Presented by MongoDB

Financial services companies are often behind the curve when it comes to digital innovation. A combination of regulatory strictures and the complexity of in-house legacy solutions that the business depends on has made IT decision-makers unsurprisingly hesitant to turn to the cloud or serverless architecture.

Midland Credit Management (MCM), one of the largest debt buyer and debt collection companies in the U.S., was in a similar position, mired in relational databases and a highly customized monolithic architecture. They faced an increasingly unstable, unscalable backend environment and solutions, and teams were in constant firefighting mode.

“Because of how complex the environment was, if you wanted to make any changes it was almost impossible to make them without breaking anything,” says Ali Montazer, CTO of MCM.

In a world where digital innovation is increasingly synonymous with competitive advantage, company leaders recognized the need to modernize or fall behind, Montazer adds. It meant changing how the company designs, builds and manages applications which led them to prioritize solutions that enabled their developers to be much more agile.

To meet that challenge, Montazer says, “you need to change the focus from building applications that just serve one purpose and then building on top of that, to more holistically looking at your environment, looking at your use cases, and being able to distribute and scale them as much as possible.”

When tackling their migration and modernization project, MCM examined the three fundamental aspects of a healthy backend architecture: the technology, the people and the processes that support them. They needed to upend their old school notions and completely rethink how the team was organized, how their operating model was actually operating, and finally, how to align the architecture with that organizational change.

Ownership, organization and architecture

Stepping back, MCM pinpointed the issues missing in their organizational model — developer ownership of the features they were building, and a culture of connection and collaboration between the dev team handling implementation and the support team. It meant fostering a sense of accountability for code with their developers, instilling in them a sense of power over decisions. It also meant moving from being entirely project-based to adopting a product mentality — one that developers can own and continue to develop and optimize.

They split the product development team into high-level solution architects, along with an engineering group formed as DevOps/Scrum teams, led by a Software Development Manager (SDM), a Technical Product Manager, a Scrum Master, and developers and testers. The scrum teams act like startups inside the enterprise, responsible and accountable for the products they build, with ownership over the whole software development lifecycle.

With the organizational changes settled, MCM turned their eyes toward drastically simplifying the architecture supporting the development, launch and support for applications.

The goal was to move from an on-premises monolithic environment to an event-based distributed cloud-native operating model. The new microservices model would enable developers to build applications utilizing serverless technology for large amounts of streaming data.

The inaugural project would be creating a single-view application which would unify disparate data sources for omnichannel campaigns, such as regulatory mandated customer communication about their debts.

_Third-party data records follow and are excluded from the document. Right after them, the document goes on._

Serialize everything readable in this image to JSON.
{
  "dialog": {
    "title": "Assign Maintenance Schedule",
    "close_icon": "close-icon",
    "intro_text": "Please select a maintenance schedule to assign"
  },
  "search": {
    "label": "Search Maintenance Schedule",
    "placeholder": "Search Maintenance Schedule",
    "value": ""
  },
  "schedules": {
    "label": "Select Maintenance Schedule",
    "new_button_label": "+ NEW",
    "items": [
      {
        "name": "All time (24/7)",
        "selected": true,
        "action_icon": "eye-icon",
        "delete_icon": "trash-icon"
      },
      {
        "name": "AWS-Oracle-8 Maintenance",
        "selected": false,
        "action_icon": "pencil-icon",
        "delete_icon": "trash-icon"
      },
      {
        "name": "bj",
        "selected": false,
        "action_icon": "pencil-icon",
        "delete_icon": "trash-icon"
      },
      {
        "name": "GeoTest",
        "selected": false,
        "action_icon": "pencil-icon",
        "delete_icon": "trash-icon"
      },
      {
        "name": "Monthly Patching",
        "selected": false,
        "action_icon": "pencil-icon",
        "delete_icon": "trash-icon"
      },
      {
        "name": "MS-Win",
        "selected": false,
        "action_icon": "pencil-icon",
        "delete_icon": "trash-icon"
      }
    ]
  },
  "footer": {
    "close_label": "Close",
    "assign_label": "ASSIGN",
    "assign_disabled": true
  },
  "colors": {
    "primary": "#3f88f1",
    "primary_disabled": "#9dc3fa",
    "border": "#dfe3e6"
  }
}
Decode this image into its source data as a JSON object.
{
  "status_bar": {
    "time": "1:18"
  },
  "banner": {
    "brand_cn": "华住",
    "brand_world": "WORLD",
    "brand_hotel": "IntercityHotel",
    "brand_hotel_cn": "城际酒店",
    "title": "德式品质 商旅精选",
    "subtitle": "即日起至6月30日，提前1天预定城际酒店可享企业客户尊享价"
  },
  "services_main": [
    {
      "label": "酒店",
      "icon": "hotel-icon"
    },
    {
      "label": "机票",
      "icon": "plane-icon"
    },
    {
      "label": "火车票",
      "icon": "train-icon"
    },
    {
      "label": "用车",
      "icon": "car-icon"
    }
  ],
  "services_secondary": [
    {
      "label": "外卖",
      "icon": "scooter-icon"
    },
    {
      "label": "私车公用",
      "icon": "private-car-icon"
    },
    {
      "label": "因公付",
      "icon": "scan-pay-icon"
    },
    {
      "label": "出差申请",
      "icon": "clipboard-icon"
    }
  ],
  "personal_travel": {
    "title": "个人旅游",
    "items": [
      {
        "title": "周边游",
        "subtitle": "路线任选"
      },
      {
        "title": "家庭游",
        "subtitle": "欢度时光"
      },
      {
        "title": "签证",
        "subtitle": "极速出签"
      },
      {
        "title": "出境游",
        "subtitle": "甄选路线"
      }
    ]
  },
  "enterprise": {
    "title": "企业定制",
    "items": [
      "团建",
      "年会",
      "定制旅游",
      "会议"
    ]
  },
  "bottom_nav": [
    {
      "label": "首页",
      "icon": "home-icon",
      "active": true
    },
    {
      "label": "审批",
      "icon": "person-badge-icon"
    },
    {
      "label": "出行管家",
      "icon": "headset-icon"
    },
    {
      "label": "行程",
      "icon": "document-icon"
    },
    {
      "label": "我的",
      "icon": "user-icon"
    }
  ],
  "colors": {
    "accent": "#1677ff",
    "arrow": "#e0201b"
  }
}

Modernizing with MongoDB and AWS

Many of the company’s financial systems and services were in-house solutions, which have on-prem hosting requirements. It wasn’t possible to do a lift-and-shift migration into the cloud, and it wasn’t scalable.

AWS and MongoDB made it possible for MCM to continue using their own on-prem database by pushing database modifications through CDC (capturing data changes) and streaming it with Amazon Kinesis to the AWS cloud. MongoDB Atlas receives the data and acts as an aggregator to ensure every set of data sent and received is in the right state.

Every data shard has a timestamp; MongoDB puts those together in a document, which is then ready for the events that MongoDB generates for the microservices that process the data. Rather than putting everything in one document, which can grow expensive if the number of data fields keeps expanding, the process can be modeled like an API call, where the data is sent as needed to generate an event.

The real-world result of MongoDB and AWS implementation

One of MCM’s legacy solutions is a service that generates and sends welcome and validation letters to consumers. Due to regulatory requirements, these mailings need to go out within a certain timeframe.

Before they implemented their new solution, MCM was only able to generate 14,000 letters in a single run. It would take up to five days to process one million letters, and 450 executions per month to meet the required volume.

With the MongoDB and AWS serverless solution in place, each run generates 720K letters — a 50x improvement in scalability along with being able to finish the task 5x faster than before.

They were also able to add a rule engine to the service, which means that rather than having to go to a developer to ask for a code change when any updates need to be made, they can use the rule engine. Finally, the bandwidth of the whole solution has become completely distributed, so that they’re able to scale up as needed for the few days in the month when they send letters, and then scale back down, significantly reducing the impact on the company’s main service.

“Being able to leverage these new solutions built on MongoDB Atlas on AWS has allowed our development teams to become much more productive and utilize modern software development practices,” said Montazer. “At the end of the day, we’re able to deliver better experiences to our end-users through the new software solutions we’ve brought to market.”